In this study we will carefully unpick the dietary requirements of 4 bacterial pathogens and 1 host, the cotton leafworm a caterpillar crop pest that causes devastation to agriculture across Europe and Africa. As well as being an important animal in its own right, this caterpillar is easy to rear in the lab and can be used as a model to understand the responses of other animals.
We will rear the host on diets that differ in their calorie content and the ratio of proteins to carbohydrates. We will measure growth, protein turnover, respiration and the excretion of carbon and nitrogen in the faeces, telling us exactly how the animal uses the nutrients in the diet to build its body and those that are expelled. We will also measure immune responses and other biochemical properties of the blood.
In a previous study we analysed the blood nutrients of caterpillars reared on these diets and created 'NutriBloods' that mimic the nutritional properties of caterpillar blood, but without any immune molecules. We will use these NutriBloods to grow the bacteria, and as for the host, measure their growth, protein turnover, respiration and the excretion of carbon and nitrogen.
This information will allow us to create metabolic budgets for the host and the 4 pathogens. We will then use a modelling system called 'Geometric Stoichiometry' (GS) to predict how the pathogens should grow in the host, given that we understand how both host and pathogens use and excrete nutrients. This is exciting as we can model how the host's nutritional state will change during infection, what impact this will have on the growth of the pathogen and in turn what effects the growth of the pathogen will have on the host's nutritional state, as we expect constant feedback between the two systems.

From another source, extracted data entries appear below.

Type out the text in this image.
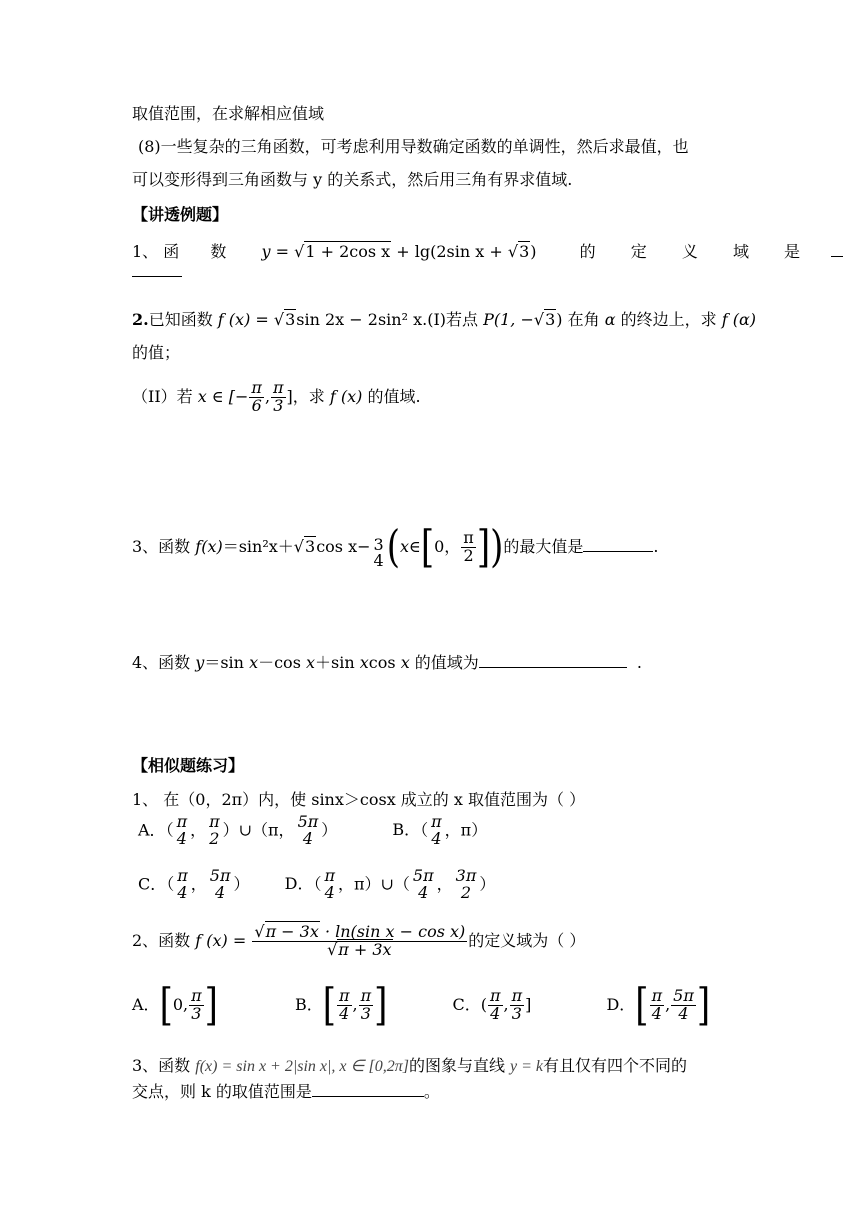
取值范围，在求解相应值域
(8)一些复杂的三角函数，可考虑利用导数确定函数的单调性，然后求最值，也
可以变形得到三角函数与 y 的关系式，然后用三角有界求值域.
【讲透例题】
1、 函 数 y = √1 + 2cos x + lg(2sin x + √3)	的 定 义 域 是
2.已知函数 f (x) = √3sin 2x − 2sin² x.(I)若点 P(1, −√3) 在角 α 的终边上，求 f (α)
的值；
（II）若 x ∈ [− $\frac{\pi}{6}$ , $\frac{\pi}{3}$ ]，求 f (x) 的值域.
3、函数 f(x)＝sin²x＋√3cos x− 3
4 (x∈[0， $\frac{\pi}{2}$ ])的最大值是	.
4、函数 y＝sin x－cos x＋sin xcos x 的值域为	.
【相似题练习】
1、 在（0，2π）内，使 sinx＞cosx 成立的 x 取值范围为（ ）
A．（ π
4 ， π
2 ）∪（π， 5π
4 ）	B．（ π
4 ，π）
C．（ π
4 ， 5π
4 ） D．（ π
4 ，π）∪（ 5π
4 ， 3π
2 ）
2、函数 f $(x) = \frac{\text{√π − 3x · ln(sin x − cos x)}}{√\pi + 3x}$ 的定义域为（ ）
A．[0, $\frac{\pi}{3}$ ]	B．[ $\frac{\pi}{4}$ , $\frac{\pi}{3}$ ]	C．( $\frac{\pi}{4}$ , $\frac{\pi}{3}$ ]	D．[ $\frac{\pi}{4}$ , $\frac{5\pi}{4}$ ]
3、函数 f(x) = sin x + 2|sin x|, x ∈ [0,2π]的图象与直线 y = k有且仅有四个不同的
交点，则 k 的取值范围是	。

We can then test the predictions from the GS models by carrying out infections with the 4 pathogens in turn and measuring how the host and bacteria change over time. If GS predicts closely what happens during infection this will tell us that the nutritional requirements of the host and pathogen are the most important element in determining who will win the race for survival.
If GS does not completely explain the outcome of the interaction we can use other information from our experiments (immune response and other blood properties) to determine how important these other elements are in controlling infection. The information from this study could be valuable for controlling crop pests, or more widely, it could help us, for example, to understand how livestock diet impacts infections, or indeed how our own diet impacts our risk of infectious disease.